For more details on the prequantification actions performed for each particular quantification tool, see Quantification tools.

Calculate number of transcripts per gene

Next, the support script count_transcripts_for_genes (see Count transcripts for genes) is used to calculate the number of transcripts shared by each gene in the set determined by the main transcript GTF file specified when the run_quantification.sh script was created. This data is stored in the file transcript_counts.csv in the directory quantifier_scratch, as described above.

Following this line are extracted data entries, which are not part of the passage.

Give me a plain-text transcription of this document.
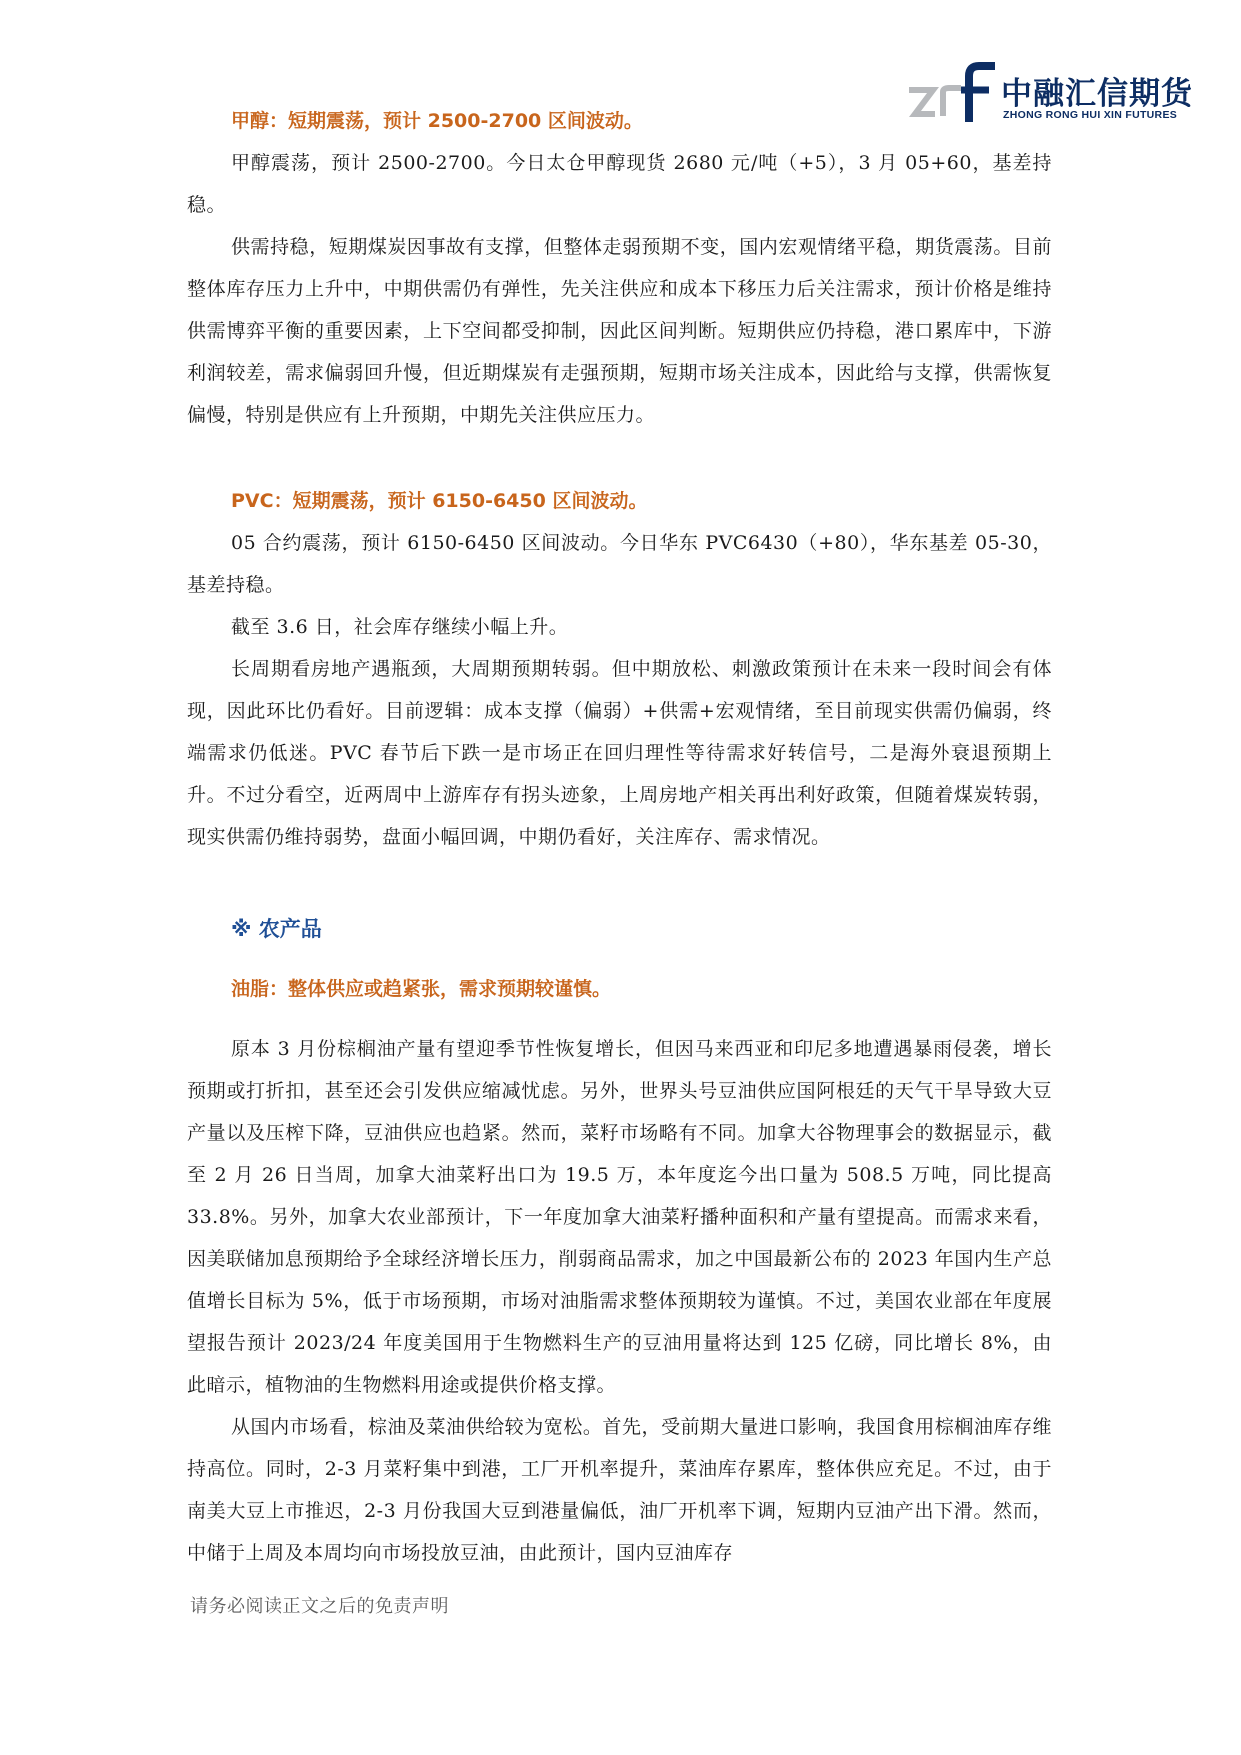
中融汇信期货
ZHONG RONG HUI XIN FUTURES

甲醇：短期震荡，预计 2500-2700 区间波动。

甲醇震荡，预计 2500-2700。今日太仓甲醇现货 2680 元/吨（+5），3 月 05+60，基差持稳。

供需持稳，短期煤炭因事故有支撑，但整体走弱预期不变，国内宏观情绪平稳，期货震荡。目前整体库存压力上升中，中期供需仍有弹性，先关注供应和成本下移压力后关注需求，预计价格是维持供需博弈平衡的重要因素，上下空间都受抑制，因此区间判断。短期供应仍持稳，港口累库中，下游利润较差，需求偏弱回升慢，但近期煤炭有走强预期，短期市场关注成本，因此给与支撑，供需恢复偏慢，特别是供应有上升预期，中期先关注供应压力。

PVC：短期震荡，预计 6150-6450 区间波动。

05 合约震荡，预计 6150-6450 区间波动。今日华东 PVC6430（+80），华东基差 05-30，基差持稳。

截至 3.6 日，社会库存继续小幅上升。

长周期看房地产遇瓶颈，大周期预期转弱。但中期放松、刺激政策预计在未来一段时间会有体现，因此环比仍看好。目前逻辑：成本支撑（偏弱）+供需+宏观情绪，至目前现实供需仍偏弱，终端需求仍低迷。PVC 春节后下跌一是市场正在回归理性等待需求好转信号，二是海外衰退预期上升。不过分看空，近两周中上游库存有拐头迹象，上周房地产相关再出利好政策，但随着煤炭转弱，现实供需仍维持弱势，盘面小幅回调，中期仍看好，关注库存、需求情况。

※ 农产品

油脂：整体供应或趋紧张，需求预期较谨慎。

原本 3 月份棕榈油产量有望迎季节性恢复增长，但因马来西亚和印尼多地遭遇暴雨侵袭，增长预期或打折扣，甚至还会引发供应缩减忧虑。另外，世界头号豆油供应国阿根廷的天气干旱导致大豆产量以及压榨下降，豆油供应也趋紧。然而，菜籽市场略有不同。加拿大谷物理事会的数据显示，截至 2 月 26 日当周，加拿大油菜籽出口为 19.5 万，本年度迄今出口量为 508.5 万吨，同比提高 33.8%。另外，加拿大农业部预计，下一年度加拿大油菜籽播种面积和产量有望提高。而需求来看，因美联储加息预期给予全球经济增长压力，削弱商品需求，加之中国最新公布的 2023 年国内生产总值增长目标为 5%，低于市场预期，市场对油脂需求整体预期较为谨慎。不过，美国农业部在年度展望报告预计 2023/24 年度美国用于生物燃料生产的豆油用量将达到 125 亿磅，同比增长 8%，由此暗示，植物油的生物燃料用途或提供价格支撑。

从国内市场看，棕油及菜油供给较为宽松。首先，受前期大量进口影响，我国食用棕榈油库存维持高位。同时，2-3 月菜籽集中到港，工厂开机率提升，菜油库存累库，整体供应充足。不过，由于南美大豆上市推迟，2-3 月份我国大豆到港量偏低，油厂开机率下调，短期内豆油产出下滑。然而，中储于上周及本周均向市场投放豆油，由此预计，国内豆油库存

请务必阅读正文之后的免责声明
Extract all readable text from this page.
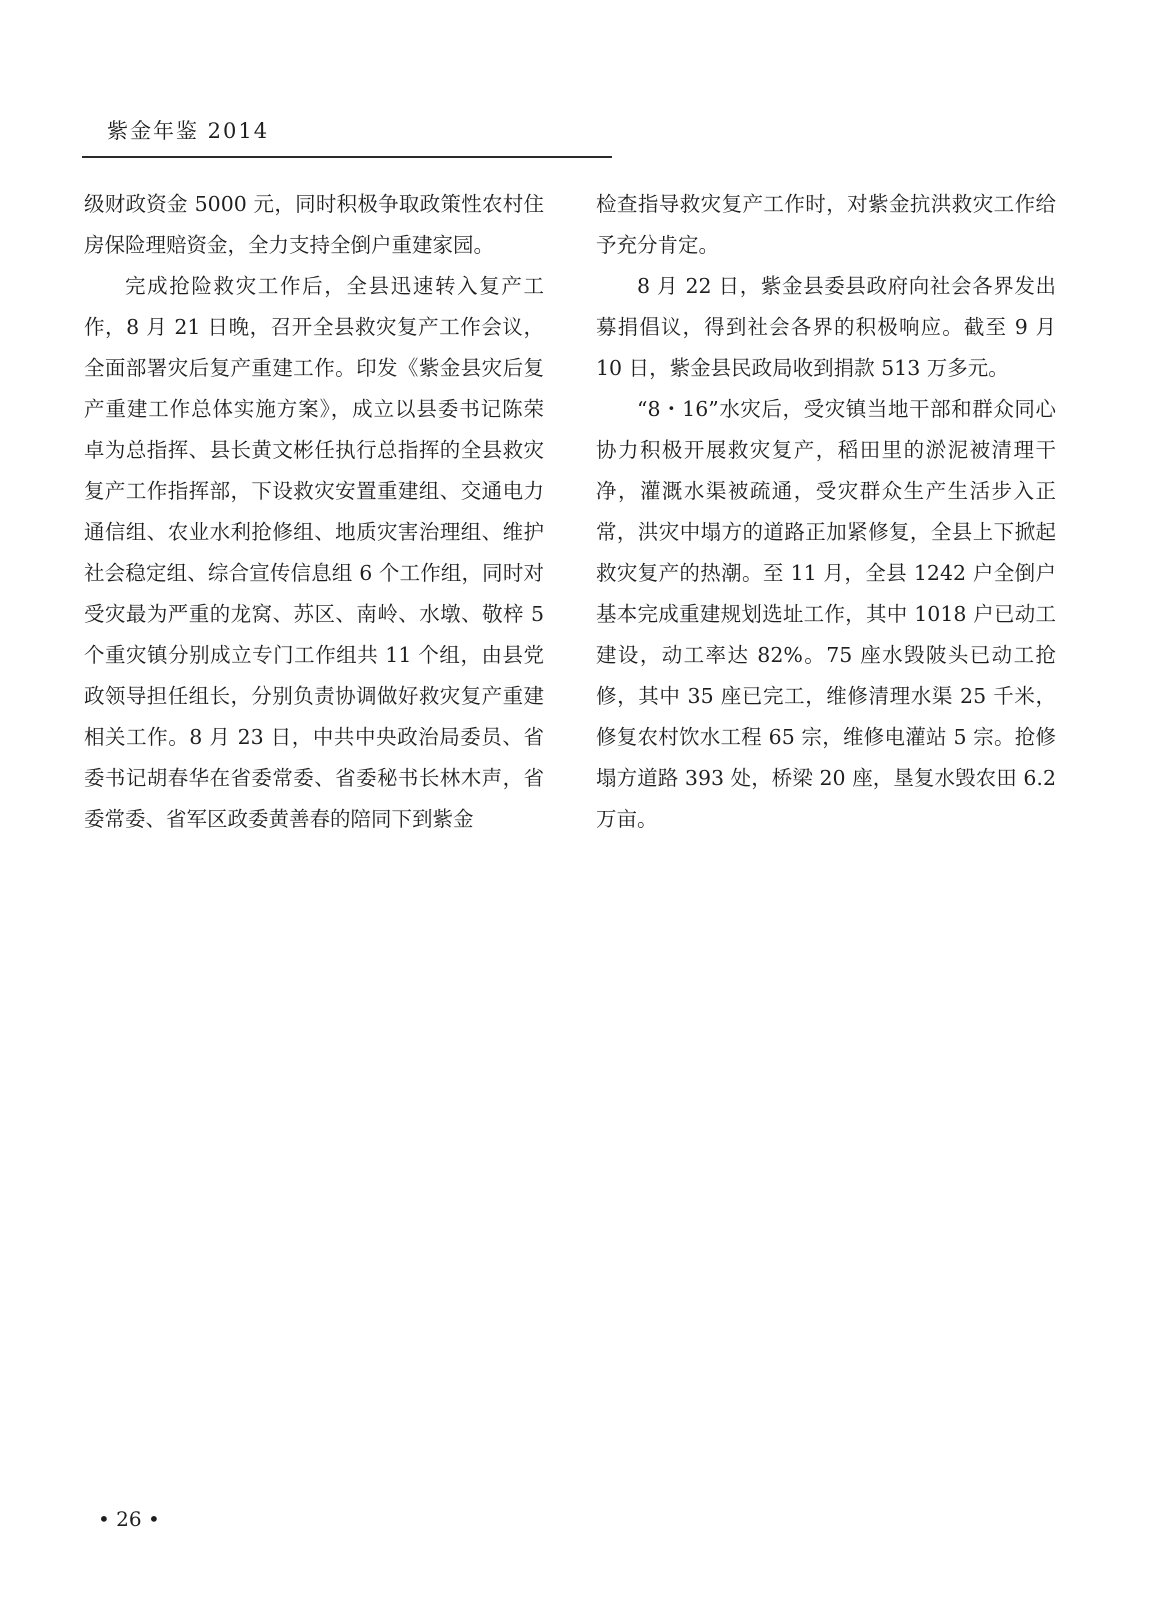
紫金年鉴 2014

级财政资金 5000 元，同时积极争取政策性农村住房保险理赔资金，全力支持全倒户重建家园。

完成抢险救灾工作后，全县迅速转入复产工作，8 月 21 日晚，召开全县救灾复产工作会议，全面部署灾后复产重建工作。印发《紫金县灾后复产重建工作总体实施方案》，成立以县委书记陈荣卓为总指挥、县长黄文彬任执行总指挥的全县救灾复产工作指挥部，下设救灾安置重建组、交通电力通信组、农业水利抢修组、地质灾害治理组、维护社会稳定组、综合宣传信息组 6 个工作组，同时对受灾最为严重的龙窝、苏区、南岭、水墩、敬梓 5 个重灾镇分别成立专门工作组共 11 个组，由县党政领导担任组长，分别负责协调做好救灾复产重建相关工作。8 月 23 日，中共中央政治局委员、省委书记胡春华在省委常委、省委秘书长林木声，省委常委、省军区政委黄善春的陪同下到紫金

检查指导救灾复产工作时，对紫金抗洪救灾工作给予充分肯定。

8 月 22 日，紫金县委县政府向社会各界发出募捐倡议，得到社会各界的积极响应。截至 9 月 10 日，紫金县民政局收到捐款 513 万多元。

“8・16”水灾后，受灾镇当地干部和群众同心协力积极开展救灾复产，稻田里的淤泥被清理干净，灌溉水渠被疏通，受灾群众生产生活步入正常，洪灾中塌方的道路正加紧修复，全县上下掀起救灾复产的热潮。至 11 月，全县 1242 户全倒户基本完成重建规划选址工作，其中 1018 户已动工建设，动工率达 82%。75 座水毁陂头已动工抢修，其中 35 座已完工，维修清理水渠 25 千米，修复农村饮水工程 65 宗，维修电灌站 5 宗。抢修塌方道路 393 处，桥梁 20 座，垦复水毁农田 6.2 万亩。

• 26 •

Note that this action will only be performed once, regardless of how many run_quantification.sh scripts are run. The per-gene transcript counts thus calculated will be used when assessing the accuracy of transcript abundance estimation (see Assessing quantification performance).

Calculate unique sequence per transcript

Finally, the support script calculate_unique_transcript_sequence (see Calculate unique transcript sequence) is used to calculate the length of sequence in base pairs that is unique to each transcript enumerated in the transcript GTF file specified when the run_quantification.sh script was created. This data is stored in the file unique_sequence.csv in the directory quantifier_scratch, as described above (see Assessing quantification performance).

Again, this action will only be performed once for any particular set of input transcripts. The unique sequence lengths thus calculated will be used when assessing abundance estimation accuracy.

Performing quantification

Running run_quantification.sh with the -q flag causes the relevant quantification tool to be run on the appropriate set of simulated RNA-seq reads, to estimate transcript abundance (depending on the particular quantification tool, this can be time, memory and/or CPU intensive). Note that in contrast to the case of pre-quantification tasks, re-running run-quantification.sh with this flag will cause transcript abundance estimates to be recalculated.

For more details on the particular commmands executed for each quantification tool, see Quantification tools.

Assessing quantification accuracy

Running run_quantification.sh with the -a flag results in the following two steps being executed. As above, for performing quantification itself, re-running run_quantification.sh with this flag will repeat the assessment of quantification accuracy.

Assemble data

The support script assemble_quantification_data (see Assemble data for a single quantification run) assembles the data required to assess the accuracy of transcript abundance estimation from the following sources:

  • The FluxSimulator [FluxSimulator] main transcript expression profile file created during read simulation, containing the ‘ground truth’ relative transcript abundances.
  • A quantification tool-specific output file containing estimated transcript abundances.
  • The file transcript_counts.csv containing per-gene transcript counts, created by the step Calculate number of transcripts per gene above.
  • The file unique_sequence.csv containing lengths of sequence unique to each transcript, created by the step Calculate unique sequence per transcript above.

Assembled data is written to a CSV file tpms.csv in the quantification directory. This contains, for each transcript in the input set:

  • the transcript identifier
  • the transcript sequence length in bases
  • the number of bases that are unique to the transcript
  • the number of isoforms of the transcript’s gene of origin
  • the “real” transcript abundance used by FluxSimulator to simulate reads (measured in transcripts per million or TPMs)
  • the transcript abundance estimated by the quantification tool (measured in transcripts per million)

Perform accuracy analysis

Finally, the support script analyse_quantification_run reads the CSV file tpms.csv produced by the assembly step above, and calculates statistics and plots graphs that can be used to assess the accuracy of transcript abundance estimation by the particular quantification tool. The statistics calculated, transcript classification measures used, and graphs drawn are described in full in Assessing quantification performance.